Recently, especially in the aftermath of the COVID-19 pandemic, housing has received increasing attention. As the Government of Sierra Leone prepares for its next Medium-Term Development Plan, housing has the opportunity to serve as both an important catalyzer in delivering a visible improvement to Sierra Leoneans’ lives, but a multiplier of other efforts to reduce inequality in cities.

“Access to decent and affordable housing is essential to ensuring vibrant communities and families… I have no doubt that housing is a pathway to enhancing economic development and ensur[ing] means to reduce poverty and inequality” — Francis Kai-Kai, Minister of Planning & Economic Development of Sierra Leone at the Tackling Urban Inequalities conference

Participants in the “Tackling Urban Inequalities” workshop, hosted by the Sierra Leone Urban Research Center (SLURC), the Pathfinders and the International Institute of Environment and Development (IIED)

Last month, the Sierra Leone Urban Research Center (SLURC), in collaboration with the Pathfinders and the International Institute of Environment and Development (IIED), convened a conference and workshop to lay out a path towards more inclusive and equitable cities in Sierra Leone. Representatives from different ministries and local governments met with leaders of savings groups and urban poor federations, members of the private sector, and experts in urban planning to develop the guiding principles of a national housing policy that could effectively support the government’s commitment to reducing inequality and exclusion in the country, particularly in urban areas. Participants also heard about experiences in other countries, including housing finance for low-income communities in Ghana, collective self-help housing in Brazil, or the proposal for a Lagos Affordable Housing Trust Fund.

Stakeholders of the workshop outlined key matters to consider, including:

  • Explicitly addressing the needs and aspirations of low-income earners — particularly slum dwellers — and vulnerable populations, to achieve housing security and access to basic services and economic opportunity;
  • Ensuring the meaningful and inclusive participation of all stakeholders in the policy design, planning, implementation, and evaluation stages;
  • Utilizing and promoting bottom-up knowledge processes, as well as leveraging local resources such as local building materials;
  • Committing to effective coordination across the government and with other sectors, as well as empowering local councils;
  • Addressing capacity needs and investing in proper communication of the policy to stakeholders;
  • Being forward-looking to proactively address future urbanization and sustainability challenges, while also responding to situations of emergency.

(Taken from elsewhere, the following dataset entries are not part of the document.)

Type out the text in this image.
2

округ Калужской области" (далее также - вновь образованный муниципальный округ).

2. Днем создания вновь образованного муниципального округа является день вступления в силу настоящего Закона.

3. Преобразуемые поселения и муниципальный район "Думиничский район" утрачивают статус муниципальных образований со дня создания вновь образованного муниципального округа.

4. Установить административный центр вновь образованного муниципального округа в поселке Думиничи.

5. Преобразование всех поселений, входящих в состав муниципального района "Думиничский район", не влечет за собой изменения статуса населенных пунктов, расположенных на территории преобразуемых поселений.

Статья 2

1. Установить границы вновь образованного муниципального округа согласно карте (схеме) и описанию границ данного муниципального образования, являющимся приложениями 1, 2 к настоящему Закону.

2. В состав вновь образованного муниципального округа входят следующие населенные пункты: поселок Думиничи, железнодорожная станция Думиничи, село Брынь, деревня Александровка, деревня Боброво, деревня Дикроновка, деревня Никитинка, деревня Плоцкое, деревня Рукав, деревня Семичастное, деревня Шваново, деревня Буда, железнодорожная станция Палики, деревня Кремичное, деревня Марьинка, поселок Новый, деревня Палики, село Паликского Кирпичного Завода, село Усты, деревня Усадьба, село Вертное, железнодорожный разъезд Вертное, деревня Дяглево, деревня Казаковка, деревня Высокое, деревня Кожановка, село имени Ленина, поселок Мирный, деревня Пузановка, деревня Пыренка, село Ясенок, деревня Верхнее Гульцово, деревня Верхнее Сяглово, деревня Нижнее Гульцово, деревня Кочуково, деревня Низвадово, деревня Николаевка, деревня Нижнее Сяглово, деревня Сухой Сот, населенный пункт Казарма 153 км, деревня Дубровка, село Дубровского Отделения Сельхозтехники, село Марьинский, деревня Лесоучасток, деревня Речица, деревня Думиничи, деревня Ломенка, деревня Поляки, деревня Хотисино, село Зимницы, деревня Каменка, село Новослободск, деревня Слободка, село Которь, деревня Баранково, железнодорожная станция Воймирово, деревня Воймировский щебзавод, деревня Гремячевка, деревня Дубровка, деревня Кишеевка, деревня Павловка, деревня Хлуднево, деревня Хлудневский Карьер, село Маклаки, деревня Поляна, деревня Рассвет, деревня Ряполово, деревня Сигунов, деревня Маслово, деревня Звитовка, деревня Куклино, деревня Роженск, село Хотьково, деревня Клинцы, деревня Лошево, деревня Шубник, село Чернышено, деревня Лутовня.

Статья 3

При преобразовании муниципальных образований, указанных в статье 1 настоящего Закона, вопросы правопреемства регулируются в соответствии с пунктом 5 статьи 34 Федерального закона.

“Politicians, decision-makers… don’t leave us behind in your decisions!”

Annemarie herself attended the conference and shared her story with the policymakers in the room. Her call to take action — “Politicians, decision-makers… don’t leave us behind in your decisions!” — was present throughout the discussions that followed, but can only be properly heeded by translating the current consensus on the need to tackle housing inequalities into concrete policy and implementation. The outcomes of the workshop will hopefully inspire further efforts with all actors in Sierra Leone to develop and implement an effective housing strategy, ensure national development plans explicitly address urban inequalities and exclusion, and deliver more inclusive cities in Sierra Leone.